These days I spend much of my time in private and community gardens (and sometimes even my own) working with plants and I’ve learnt a great deal over the past few years about where garden plants will thrive, how they will combine with their fellows and when they will steal the limelight. But my knowledge of our native flora is still at the seedling stage, with only a few stalwarts remembered from walks in the Welsh country lanes with my grandparents (Herb Robert, Red Campion, Lords and Ladies…). I’ve not yet developed the ability to connect with a landscape through observing its plants the way I have with birds, through years of watching, listening and learning.

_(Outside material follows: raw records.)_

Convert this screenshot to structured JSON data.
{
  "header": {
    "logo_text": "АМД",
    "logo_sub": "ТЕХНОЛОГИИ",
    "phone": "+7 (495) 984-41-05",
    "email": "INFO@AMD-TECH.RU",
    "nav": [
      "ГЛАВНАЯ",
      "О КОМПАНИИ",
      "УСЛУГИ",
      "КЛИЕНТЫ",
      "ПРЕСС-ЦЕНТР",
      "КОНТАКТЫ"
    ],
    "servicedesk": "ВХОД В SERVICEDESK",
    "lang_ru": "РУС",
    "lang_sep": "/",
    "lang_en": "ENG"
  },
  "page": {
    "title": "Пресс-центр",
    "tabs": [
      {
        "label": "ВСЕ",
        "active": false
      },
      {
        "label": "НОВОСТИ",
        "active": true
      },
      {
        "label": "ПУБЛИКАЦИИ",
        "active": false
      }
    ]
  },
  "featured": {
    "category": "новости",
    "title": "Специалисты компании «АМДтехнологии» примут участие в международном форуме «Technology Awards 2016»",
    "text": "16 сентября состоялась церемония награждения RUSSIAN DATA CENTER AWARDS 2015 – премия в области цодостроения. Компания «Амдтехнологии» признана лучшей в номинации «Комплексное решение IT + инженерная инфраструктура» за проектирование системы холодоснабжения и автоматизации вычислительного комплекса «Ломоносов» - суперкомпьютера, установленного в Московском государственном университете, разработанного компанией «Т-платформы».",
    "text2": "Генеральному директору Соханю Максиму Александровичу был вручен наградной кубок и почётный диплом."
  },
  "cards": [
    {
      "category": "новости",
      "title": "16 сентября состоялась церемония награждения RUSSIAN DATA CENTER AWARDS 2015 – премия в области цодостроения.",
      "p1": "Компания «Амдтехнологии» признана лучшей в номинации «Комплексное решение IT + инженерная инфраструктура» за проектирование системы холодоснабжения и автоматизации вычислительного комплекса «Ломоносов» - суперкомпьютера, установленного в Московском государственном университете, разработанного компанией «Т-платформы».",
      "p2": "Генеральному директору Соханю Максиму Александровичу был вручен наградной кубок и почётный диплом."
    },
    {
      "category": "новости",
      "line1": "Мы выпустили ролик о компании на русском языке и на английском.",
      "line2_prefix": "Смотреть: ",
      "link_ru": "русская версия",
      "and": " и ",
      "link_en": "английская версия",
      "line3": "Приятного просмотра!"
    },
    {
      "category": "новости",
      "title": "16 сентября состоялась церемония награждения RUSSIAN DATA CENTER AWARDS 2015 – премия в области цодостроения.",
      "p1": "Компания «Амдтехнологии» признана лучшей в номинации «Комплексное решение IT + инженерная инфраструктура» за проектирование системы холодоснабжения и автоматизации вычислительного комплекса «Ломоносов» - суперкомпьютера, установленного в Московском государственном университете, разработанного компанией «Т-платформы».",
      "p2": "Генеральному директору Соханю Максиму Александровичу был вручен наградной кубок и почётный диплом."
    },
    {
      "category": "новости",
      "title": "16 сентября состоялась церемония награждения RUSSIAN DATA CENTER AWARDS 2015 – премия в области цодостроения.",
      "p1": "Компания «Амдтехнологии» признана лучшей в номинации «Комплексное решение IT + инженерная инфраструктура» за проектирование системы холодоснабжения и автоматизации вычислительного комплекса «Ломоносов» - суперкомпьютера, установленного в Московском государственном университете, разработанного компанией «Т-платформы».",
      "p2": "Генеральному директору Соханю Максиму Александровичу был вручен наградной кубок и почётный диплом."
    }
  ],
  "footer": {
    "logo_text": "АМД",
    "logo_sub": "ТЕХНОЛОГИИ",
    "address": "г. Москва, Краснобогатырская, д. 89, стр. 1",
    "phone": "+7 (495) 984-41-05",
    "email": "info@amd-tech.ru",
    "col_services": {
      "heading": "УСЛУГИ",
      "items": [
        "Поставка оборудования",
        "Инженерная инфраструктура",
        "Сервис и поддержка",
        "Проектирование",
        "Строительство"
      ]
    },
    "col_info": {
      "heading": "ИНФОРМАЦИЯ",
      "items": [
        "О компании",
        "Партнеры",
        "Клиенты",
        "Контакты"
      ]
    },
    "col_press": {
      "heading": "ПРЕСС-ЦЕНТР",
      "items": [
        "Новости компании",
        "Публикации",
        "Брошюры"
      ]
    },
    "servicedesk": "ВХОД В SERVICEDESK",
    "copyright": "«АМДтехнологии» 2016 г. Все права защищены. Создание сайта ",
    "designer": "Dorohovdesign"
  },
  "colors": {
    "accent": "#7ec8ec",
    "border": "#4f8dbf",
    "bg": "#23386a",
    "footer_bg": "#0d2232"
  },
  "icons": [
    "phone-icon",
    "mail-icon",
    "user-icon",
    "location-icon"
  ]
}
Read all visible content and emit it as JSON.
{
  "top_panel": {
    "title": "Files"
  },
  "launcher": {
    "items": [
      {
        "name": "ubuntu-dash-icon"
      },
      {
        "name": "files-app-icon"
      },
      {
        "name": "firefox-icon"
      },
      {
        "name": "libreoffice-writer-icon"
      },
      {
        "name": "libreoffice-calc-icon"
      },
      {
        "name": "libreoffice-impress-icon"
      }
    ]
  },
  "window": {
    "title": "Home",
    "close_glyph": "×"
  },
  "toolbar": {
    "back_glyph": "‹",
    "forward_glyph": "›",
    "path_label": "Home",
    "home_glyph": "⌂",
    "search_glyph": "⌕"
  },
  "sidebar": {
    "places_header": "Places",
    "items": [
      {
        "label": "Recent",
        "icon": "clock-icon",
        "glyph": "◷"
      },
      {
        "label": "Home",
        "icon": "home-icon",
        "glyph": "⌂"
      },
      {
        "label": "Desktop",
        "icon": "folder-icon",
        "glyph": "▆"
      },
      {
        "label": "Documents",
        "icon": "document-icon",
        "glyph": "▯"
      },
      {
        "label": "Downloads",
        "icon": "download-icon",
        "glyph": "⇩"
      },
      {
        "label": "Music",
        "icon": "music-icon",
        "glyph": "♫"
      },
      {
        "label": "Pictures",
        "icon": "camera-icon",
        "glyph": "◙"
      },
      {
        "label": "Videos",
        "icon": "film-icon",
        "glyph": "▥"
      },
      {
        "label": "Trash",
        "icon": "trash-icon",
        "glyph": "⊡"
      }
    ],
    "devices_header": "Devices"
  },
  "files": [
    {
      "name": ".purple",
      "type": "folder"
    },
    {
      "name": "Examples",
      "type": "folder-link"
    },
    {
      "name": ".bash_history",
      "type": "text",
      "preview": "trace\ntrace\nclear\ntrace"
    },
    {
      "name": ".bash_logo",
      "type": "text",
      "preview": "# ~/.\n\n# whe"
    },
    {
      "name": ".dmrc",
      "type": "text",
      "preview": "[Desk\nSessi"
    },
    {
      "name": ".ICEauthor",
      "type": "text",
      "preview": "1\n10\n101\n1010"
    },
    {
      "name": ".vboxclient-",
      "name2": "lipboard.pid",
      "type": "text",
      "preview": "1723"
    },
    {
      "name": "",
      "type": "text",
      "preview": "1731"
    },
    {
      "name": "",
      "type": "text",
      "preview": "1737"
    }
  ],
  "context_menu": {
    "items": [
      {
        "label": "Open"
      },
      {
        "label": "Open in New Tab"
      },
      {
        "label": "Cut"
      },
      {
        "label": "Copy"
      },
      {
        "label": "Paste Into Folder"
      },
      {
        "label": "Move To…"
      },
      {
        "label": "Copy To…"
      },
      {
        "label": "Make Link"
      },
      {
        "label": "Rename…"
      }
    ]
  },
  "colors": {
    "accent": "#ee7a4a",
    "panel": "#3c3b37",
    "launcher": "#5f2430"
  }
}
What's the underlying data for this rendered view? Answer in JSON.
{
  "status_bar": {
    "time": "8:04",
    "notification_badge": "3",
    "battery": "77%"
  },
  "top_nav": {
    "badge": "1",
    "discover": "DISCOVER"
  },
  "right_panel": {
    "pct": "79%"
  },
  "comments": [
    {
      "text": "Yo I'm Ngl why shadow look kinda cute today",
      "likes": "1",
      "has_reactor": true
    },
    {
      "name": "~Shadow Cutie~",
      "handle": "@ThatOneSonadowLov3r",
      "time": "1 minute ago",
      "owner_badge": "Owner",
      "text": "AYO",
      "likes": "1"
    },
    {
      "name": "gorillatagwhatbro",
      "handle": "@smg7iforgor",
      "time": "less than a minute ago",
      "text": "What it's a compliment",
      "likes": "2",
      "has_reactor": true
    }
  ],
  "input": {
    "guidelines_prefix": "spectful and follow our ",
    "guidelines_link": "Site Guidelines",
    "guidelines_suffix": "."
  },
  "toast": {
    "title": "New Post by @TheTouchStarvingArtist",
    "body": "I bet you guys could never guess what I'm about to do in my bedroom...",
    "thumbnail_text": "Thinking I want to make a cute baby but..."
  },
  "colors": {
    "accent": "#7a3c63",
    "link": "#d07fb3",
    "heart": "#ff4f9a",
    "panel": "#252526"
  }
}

So this year I’ve started developing my knowledge of our wild flora. I’ve attended several excellent courses at the Cambridge Botanic Gardens – on Trees in Winter (sticks), Trees in summer (sticks with leaves) and Tricky Taxonomy (focusing on Docks, Sedges, Umbellifers, Crucifers and Willows). These courses have been interesting and useful – not because I can identify a great deal more than I could before, but because they have opened up a whole new world of native plant life and a new way of looking at it – focusing on the structure of the plant and its links to native habitats, rather than considering plants in terms of their garden worthiness and aesthetic possibilities.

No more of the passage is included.